“大师,看来今日,我不能去少林礼佛了。”
秦真喘着粗气,拉开距离,收刀而立,眼角含笑,对着空法说道。
空法虽然内力深厚,但毕竟年老,此时的状态,也不是很好。虽然喘气声不如秦真大,但他自己才知道,身上的汗水,早已浸湿了里衣。被晚风一吹,甚是凉爽。

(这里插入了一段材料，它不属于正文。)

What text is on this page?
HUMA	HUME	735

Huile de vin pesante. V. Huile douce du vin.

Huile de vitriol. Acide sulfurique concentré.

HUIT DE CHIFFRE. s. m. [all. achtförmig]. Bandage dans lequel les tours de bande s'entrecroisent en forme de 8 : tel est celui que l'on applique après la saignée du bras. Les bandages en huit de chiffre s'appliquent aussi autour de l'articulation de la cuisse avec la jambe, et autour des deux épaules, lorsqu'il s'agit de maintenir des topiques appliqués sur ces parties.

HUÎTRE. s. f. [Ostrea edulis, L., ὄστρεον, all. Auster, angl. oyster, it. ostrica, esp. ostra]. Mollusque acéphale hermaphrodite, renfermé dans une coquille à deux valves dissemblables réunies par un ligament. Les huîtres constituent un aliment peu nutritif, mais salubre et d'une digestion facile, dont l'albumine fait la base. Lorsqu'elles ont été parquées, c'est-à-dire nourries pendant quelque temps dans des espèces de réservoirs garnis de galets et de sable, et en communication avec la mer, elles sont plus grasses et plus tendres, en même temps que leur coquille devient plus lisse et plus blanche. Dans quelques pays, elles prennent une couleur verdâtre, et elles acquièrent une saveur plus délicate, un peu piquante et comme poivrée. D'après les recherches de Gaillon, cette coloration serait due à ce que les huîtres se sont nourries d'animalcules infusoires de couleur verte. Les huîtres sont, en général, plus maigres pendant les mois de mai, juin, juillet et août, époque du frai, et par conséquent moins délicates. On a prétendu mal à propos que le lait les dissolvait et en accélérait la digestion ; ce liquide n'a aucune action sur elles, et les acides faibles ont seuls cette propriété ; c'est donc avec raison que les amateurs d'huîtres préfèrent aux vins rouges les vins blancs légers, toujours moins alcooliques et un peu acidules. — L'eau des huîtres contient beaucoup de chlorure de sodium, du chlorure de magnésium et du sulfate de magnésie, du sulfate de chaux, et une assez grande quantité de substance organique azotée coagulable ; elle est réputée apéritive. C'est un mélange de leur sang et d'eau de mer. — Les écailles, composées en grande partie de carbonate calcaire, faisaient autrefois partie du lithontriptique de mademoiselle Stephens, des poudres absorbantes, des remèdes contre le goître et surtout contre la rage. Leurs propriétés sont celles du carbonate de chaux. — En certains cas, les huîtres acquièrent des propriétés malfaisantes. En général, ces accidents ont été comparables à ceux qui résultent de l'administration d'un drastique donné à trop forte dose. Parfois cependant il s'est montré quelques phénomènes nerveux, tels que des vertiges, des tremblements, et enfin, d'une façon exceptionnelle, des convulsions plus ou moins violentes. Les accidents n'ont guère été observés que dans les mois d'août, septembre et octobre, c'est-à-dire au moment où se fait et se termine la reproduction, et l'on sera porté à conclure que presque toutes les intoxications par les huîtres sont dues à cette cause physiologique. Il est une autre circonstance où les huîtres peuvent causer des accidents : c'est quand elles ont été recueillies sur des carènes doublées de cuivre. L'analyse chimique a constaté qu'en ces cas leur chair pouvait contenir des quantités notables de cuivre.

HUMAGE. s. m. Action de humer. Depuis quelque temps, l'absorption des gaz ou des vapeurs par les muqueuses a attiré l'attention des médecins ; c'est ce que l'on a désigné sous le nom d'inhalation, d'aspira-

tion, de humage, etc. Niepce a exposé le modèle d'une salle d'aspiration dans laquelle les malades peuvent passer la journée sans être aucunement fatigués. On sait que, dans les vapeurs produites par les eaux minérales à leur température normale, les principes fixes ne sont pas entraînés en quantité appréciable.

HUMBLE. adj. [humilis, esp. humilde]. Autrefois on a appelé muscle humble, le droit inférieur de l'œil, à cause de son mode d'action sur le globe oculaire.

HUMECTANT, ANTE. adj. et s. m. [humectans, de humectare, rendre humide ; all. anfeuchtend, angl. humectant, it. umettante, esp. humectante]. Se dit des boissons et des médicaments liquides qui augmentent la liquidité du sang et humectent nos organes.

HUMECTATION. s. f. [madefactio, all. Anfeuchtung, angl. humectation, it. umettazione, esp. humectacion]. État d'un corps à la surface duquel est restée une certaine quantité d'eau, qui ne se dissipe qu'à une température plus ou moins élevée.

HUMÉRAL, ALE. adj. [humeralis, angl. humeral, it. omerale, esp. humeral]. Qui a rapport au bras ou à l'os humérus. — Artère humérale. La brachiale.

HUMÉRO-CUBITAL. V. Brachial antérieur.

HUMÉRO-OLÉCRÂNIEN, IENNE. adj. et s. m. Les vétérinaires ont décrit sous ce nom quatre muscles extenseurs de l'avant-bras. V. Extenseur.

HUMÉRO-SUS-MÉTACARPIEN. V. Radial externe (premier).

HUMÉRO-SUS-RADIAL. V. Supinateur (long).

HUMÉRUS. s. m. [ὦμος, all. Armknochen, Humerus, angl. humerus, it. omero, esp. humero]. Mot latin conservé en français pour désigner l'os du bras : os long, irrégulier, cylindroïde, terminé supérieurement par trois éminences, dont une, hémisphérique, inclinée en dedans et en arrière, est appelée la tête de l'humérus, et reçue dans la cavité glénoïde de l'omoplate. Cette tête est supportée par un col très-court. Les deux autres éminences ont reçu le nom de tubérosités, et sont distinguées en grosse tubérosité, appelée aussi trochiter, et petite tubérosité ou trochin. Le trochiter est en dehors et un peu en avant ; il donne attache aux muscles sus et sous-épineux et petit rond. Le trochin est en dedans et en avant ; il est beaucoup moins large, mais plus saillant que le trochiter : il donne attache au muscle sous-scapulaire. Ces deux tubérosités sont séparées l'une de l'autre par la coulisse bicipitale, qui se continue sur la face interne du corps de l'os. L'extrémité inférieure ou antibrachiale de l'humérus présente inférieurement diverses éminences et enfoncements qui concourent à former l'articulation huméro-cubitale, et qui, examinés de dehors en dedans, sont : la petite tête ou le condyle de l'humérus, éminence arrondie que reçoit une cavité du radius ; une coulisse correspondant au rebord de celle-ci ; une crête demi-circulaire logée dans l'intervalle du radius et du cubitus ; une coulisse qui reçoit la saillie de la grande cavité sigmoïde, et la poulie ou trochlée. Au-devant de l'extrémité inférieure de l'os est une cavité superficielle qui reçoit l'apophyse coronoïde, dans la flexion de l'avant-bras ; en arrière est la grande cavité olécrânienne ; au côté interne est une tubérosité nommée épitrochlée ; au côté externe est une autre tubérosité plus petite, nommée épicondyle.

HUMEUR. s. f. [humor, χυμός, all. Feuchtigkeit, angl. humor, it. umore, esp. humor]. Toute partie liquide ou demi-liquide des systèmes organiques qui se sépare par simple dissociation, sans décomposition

“施主,天赋异禀,非贫僧所能及。不过,施主也跑不了。不如,先行休战,明日再战,如何。”
“好啊。”
秦真爽快答应,随后,靠在树上,缓缓恢复体力。
空法死死盯着秦真,没有给一丝一毫的机会。
一场大战,倒是省了找柴火的功夫,被二人战斗波及,地上到处都是木柴。
之后,不论是寻找水源,还是食物,空法都寸步不离地盯着秦真。
相对无言,一夜无话。
次日辰时,二人再次一战。
经过昨日的试探,空法直接使出燃木刀法,以臂代刀,碍于实力不足,无法使用燃木刀法的高深境界,刀气外放。依然凭借炽热的内力,毁掉了秦真的菜刀。两人在武器上,站在同一起跑线。
这一局,秦真吃了一个小亏。
申时,秦真故意使出一苇渡江,带着空法在山间脱离战场。经过半个时辰的追逐,内力不足的秦真,败下阵来。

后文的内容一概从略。